A l’heure où Nicolas Sarkozy reçoit en grande pompe et pour cinq jours le « Guide de la révolution », au pouvoir à Tripoli depuis son coup d’Etat de 1969, un petit retour sur la nature du régime libyen n’est pas sans intérêt.

« On a clairement affaire à un régime familial et tribal », explique Hasni Abidi, directeur à Genève du Centre d’études et de recherche sur le monde arabe et méditerranéen (Cermam). « C’est un système fait de différents cercles concentriques, avec la famille et les favoris qui gravitent autour du colonel, un peu comme dans l’Irak de Saddam Hussein. » Même si on ne sait pas grand-chose d’eux et que le visage de certains reste inconnu, la présence des enfants de Kadhafi à des postes clés montre combien on est plus proche en Libye d’un système clanique que des standards occidentaux.

Le favori
A la tête de la Fondation Kadhafi, Seif al-Islam (littéralement « le glaive de l’Islam ») est sans doute le plus connu des rejetons de la tribu de Gaddafa, après son colonel de père. Son rôle clé dans le dédommagement des familles des victimes de Lockerbie et du Boeing d’UTA, ou encore dans la libération des infirmières bulgares, « lui a permis de se donner une stature d’homme d’ouverture sur la scène internationale », explique encore Hasni Abidi.

Mais s’il fait figure de favori à la succession de son père, Seif al-Islam n’est pas le seul prétendant. Son demi-frère aîné Mohammed est très discret, mais jouirait d’une bonne image auprès des islamistes et des traditionalistes. Grand patron des télécoms libyennes, il est à la tête d’une puissance économique formidable.

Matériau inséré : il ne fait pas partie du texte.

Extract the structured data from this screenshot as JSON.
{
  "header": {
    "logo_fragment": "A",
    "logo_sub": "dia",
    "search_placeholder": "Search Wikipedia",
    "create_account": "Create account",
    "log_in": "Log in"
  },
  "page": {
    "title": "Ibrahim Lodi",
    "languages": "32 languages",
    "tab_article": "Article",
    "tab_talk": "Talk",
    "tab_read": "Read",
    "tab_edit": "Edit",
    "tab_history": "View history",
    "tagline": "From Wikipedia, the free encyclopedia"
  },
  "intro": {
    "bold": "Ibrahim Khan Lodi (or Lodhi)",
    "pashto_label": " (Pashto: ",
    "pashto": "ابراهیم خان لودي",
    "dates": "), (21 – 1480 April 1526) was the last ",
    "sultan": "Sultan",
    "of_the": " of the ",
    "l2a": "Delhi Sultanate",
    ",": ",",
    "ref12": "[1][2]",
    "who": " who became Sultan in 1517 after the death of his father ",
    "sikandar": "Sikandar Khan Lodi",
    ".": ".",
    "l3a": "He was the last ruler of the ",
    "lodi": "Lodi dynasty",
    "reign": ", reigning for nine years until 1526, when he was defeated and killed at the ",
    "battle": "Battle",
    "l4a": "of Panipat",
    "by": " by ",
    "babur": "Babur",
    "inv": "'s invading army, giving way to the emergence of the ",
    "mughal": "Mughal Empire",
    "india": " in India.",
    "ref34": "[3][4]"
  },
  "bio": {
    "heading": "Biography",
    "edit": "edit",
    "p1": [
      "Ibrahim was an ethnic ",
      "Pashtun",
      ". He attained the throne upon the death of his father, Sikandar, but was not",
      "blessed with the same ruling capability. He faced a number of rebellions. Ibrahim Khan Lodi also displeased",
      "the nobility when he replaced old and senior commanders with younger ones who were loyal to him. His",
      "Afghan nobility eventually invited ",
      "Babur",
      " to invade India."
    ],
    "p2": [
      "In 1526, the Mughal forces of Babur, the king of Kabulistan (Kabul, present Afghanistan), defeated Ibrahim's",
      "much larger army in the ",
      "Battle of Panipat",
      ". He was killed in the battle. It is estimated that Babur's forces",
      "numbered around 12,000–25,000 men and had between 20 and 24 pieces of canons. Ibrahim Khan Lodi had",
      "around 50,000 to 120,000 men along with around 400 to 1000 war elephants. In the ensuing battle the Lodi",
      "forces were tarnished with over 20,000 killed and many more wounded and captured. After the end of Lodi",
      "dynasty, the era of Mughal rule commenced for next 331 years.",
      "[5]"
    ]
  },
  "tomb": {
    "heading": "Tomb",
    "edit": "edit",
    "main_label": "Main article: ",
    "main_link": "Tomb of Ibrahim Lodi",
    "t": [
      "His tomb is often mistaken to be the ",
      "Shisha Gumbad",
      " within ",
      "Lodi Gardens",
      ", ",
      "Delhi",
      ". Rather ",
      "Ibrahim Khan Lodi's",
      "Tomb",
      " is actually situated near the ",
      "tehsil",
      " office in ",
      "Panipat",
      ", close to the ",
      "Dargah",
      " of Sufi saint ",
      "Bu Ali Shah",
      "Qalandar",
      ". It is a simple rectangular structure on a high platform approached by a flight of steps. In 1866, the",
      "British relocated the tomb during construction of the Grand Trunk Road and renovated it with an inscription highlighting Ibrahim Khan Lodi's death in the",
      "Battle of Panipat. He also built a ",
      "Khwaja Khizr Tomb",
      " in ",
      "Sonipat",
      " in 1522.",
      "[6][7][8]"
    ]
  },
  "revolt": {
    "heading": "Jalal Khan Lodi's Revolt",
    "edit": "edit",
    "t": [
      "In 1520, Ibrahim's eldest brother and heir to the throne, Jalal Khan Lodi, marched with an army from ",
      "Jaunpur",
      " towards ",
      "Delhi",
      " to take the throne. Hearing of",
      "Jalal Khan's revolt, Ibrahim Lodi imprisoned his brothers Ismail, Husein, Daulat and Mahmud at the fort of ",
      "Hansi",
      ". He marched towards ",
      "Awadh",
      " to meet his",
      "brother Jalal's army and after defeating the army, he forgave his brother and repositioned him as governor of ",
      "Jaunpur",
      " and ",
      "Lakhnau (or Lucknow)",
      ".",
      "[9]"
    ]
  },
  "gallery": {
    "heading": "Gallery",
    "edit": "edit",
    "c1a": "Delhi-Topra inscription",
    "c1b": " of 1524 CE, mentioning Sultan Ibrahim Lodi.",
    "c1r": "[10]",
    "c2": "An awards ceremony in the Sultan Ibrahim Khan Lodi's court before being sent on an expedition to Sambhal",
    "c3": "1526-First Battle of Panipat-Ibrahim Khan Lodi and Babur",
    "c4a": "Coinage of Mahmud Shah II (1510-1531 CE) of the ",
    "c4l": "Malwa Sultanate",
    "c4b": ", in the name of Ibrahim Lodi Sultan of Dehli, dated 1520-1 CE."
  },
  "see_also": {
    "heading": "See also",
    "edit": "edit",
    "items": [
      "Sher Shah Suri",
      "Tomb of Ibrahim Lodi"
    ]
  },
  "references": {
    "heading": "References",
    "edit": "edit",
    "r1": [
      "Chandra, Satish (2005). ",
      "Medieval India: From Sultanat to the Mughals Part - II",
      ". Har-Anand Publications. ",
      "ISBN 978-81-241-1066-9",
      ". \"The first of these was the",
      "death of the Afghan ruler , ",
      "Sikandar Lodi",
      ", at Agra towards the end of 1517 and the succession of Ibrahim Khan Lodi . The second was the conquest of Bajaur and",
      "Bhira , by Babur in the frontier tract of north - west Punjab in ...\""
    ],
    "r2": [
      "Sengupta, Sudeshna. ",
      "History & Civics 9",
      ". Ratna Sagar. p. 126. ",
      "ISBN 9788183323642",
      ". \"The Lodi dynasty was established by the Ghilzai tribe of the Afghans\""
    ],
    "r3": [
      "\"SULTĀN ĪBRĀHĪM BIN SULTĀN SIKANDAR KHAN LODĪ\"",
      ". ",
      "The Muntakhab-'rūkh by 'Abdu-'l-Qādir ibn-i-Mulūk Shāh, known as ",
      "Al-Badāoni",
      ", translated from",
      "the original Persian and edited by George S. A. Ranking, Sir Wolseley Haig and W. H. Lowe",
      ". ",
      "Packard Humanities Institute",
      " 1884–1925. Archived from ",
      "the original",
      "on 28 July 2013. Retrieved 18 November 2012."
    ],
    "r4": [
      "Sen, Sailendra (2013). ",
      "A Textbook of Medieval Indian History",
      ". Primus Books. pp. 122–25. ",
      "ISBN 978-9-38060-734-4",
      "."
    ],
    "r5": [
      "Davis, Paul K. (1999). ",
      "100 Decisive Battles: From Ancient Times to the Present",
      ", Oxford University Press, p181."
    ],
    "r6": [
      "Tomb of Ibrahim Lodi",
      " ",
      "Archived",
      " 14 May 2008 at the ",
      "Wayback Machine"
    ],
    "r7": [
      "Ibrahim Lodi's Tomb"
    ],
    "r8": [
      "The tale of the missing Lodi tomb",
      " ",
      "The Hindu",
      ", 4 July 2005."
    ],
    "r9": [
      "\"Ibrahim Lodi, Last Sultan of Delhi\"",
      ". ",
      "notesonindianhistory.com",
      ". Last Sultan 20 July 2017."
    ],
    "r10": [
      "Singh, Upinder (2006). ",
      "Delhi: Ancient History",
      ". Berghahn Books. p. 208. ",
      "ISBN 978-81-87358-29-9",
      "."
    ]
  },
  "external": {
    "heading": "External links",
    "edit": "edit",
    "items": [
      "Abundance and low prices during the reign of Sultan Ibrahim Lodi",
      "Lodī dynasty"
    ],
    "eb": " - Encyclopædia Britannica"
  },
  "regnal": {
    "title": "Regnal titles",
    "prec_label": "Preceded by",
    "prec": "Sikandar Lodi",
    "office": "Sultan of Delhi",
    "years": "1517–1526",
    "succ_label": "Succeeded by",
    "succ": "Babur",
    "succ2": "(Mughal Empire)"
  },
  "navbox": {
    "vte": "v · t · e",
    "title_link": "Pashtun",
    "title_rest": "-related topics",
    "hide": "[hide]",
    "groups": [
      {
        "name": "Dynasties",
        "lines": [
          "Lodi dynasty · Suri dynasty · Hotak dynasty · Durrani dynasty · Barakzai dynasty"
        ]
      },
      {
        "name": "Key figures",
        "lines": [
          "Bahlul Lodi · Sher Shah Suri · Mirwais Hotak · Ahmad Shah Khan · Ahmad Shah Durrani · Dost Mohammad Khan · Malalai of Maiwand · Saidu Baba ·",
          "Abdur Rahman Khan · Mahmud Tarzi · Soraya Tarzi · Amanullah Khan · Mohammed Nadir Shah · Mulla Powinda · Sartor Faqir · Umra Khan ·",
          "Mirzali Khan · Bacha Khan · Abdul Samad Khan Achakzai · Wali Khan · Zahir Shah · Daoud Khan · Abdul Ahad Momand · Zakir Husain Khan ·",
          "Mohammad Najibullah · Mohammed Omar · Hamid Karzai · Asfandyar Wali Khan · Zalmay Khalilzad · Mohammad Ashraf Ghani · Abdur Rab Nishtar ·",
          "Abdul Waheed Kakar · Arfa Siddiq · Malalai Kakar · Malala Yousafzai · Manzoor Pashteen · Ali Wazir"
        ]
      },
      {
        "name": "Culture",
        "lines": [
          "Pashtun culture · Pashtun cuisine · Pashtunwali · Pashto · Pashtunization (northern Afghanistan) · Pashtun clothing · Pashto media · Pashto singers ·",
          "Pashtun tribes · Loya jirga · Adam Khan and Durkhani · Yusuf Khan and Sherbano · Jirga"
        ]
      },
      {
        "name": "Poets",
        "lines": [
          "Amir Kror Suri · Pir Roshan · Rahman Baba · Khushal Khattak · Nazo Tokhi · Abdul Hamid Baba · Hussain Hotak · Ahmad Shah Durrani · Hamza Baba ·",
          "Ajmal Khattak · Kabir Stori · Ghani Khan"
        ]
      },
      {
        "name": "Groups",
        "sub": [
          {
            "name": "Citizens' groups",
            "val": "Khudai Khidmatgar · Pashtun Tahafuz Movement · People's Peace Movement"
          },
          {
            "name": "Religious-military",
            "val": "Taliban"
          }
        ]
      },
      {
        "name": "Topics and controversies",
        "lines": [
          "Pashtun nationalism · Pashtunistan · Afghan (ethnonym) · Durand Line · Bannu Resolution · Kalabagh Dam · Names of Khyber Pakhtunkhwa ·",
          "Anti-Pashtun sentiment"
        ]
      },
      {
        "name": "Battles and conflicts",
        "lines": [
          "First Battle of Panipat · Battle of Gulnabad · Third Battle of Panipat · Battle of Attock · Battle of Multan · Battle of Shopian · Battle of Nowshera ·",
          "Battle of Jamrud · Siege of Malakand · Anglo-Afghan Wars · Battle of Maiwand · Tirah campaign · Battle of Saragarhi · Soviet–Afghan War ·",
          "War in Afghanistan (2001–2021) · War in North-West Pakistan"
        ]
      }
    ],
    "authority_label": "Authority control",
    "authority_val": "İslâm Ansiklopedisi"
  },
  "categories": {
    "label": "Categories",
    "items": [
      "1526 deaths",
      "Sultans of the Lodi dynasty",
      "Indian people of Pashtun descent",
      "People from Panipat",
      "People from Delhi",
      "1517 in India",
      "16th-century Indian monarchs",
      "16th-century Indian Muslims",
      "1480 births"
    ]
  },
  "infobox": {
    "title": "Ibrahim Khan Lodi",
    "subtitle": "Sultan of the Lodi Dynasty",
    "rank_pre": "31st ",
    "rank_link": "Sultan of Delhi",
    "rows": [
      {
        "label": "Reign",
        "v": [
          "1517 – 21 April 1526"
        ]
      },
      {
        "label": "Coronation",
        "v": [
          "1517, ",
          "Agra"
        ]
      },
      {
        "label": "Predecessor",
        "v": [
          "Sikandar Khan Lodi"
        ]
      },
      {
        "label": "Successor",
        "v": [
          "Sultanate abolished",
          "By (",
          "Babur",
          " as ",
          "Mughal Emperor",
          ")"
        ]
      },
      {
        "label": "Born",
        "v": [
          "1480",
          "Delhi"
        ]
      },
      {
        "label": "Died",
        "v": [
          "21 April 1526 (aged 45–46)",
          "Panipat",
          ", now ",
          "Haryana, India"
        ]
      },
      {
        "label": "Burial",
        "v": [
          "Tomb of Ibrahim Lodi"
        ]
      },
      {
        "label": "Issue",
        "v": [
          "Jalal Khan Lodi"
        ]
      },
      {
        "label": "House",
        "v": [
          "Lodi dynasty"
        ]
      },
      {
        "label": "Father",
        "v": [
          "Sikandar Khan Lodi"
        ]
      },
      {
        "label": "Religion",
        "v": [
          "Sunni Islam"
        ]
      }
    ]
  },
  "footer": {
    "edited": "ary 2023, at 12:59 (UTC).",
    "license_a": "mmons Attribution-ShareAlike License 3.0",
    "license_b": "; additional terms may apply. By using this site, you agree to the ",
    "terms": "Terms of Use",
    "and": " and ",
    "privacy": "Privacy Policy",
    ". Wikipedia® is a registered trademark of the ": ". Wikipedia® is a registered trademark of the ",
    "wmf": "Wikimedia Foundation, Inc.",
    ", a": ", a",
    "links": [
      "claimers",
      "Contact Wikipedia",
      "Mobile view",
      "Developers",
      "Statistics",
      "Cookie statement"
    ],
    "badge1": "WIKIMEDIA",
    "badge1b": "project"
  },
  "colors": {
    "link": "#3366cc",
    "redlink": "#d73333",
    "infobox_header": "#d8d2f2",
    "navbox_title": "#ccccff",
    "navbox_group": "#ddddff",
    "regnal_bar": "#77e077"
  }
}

Motassim Billah, un temps écarté pour s’être compromis lors d’une tentative de coup d’Etat, est lui aussi sur les rangs. Il occupe un poste stratégique au Conseil pour la sécurité nationale.

Mais, au fond, le régime est-il aussi solide qu’on le dit ? « Difficile de répondre catégoriquement, assure Hasni Abidi. Il a ses failles, économiques, politiques, sécuritaires. Mais surtout, il donne des signes d’essoufflement. »

Des faiblesses dont pourraient essayer de profiter les deux principaux cercles d’opposants au « système Kadhafi » que sont « les islamistes et la vieille garde de la révolution », conclut le directeur du Cermam.

Sarkozy se justifie et aligne les contrats
« C’est bien beau les leçons de droits de l’homme et les postures entre le café Flore et le Zénith », mais « ce n’est pas comme ça que je vais défendre les droits de l’homme », a lâché hier Nicolas Sarkozy, contraint au premier jour de la visite de Mouammar Kadhafi de se justifier face au flot de critiques. La France devait signer hier soir avec la Libye « une dizaine de milliards (d’euros) de contrats », portant sur une « collaboration pour une usine de dessalement de l’eau de mer avec un réacteur nucléaire », « une coopération en matière d’armement » et « différents contrats économiques », selon le président français.
Depuis quelques jours, beaucoup ont haussé le ton – du Parti socialiste à des personnalités actives au sein du gouvernement, en passant par le philosophe Bernard-Henri Lévy – pour critiquer la visite en France du dirigeant libyen, la première depuis 1973. La secrétaire d’Etat française aux droits de l’homme Rama Yade, a déclaré hier que le colonel Kadhafi devait « comprendre que notre pays n’est pas un paillasson sur lequel un dirigeant, terroriste ou non, peut venir s’essuyer les pieds du sang de ses forfaits. La France ne doit pas recevoir ce baiser de la mort. » « La voix de la France est exprimée par le président de la République, a rétorqué le secrétaire général de l’Elysée, Claude Guéant. Mme Yade a exprimé une sensibilité, mais pas la voix de la France. »
Mouammar Kadhafi se rendra samedi en Espagne, où il rencontrera le chef du gouvernement José Zapatero. Une visite à Rome pour s’entretenir avec Romano Prodi est également prévue.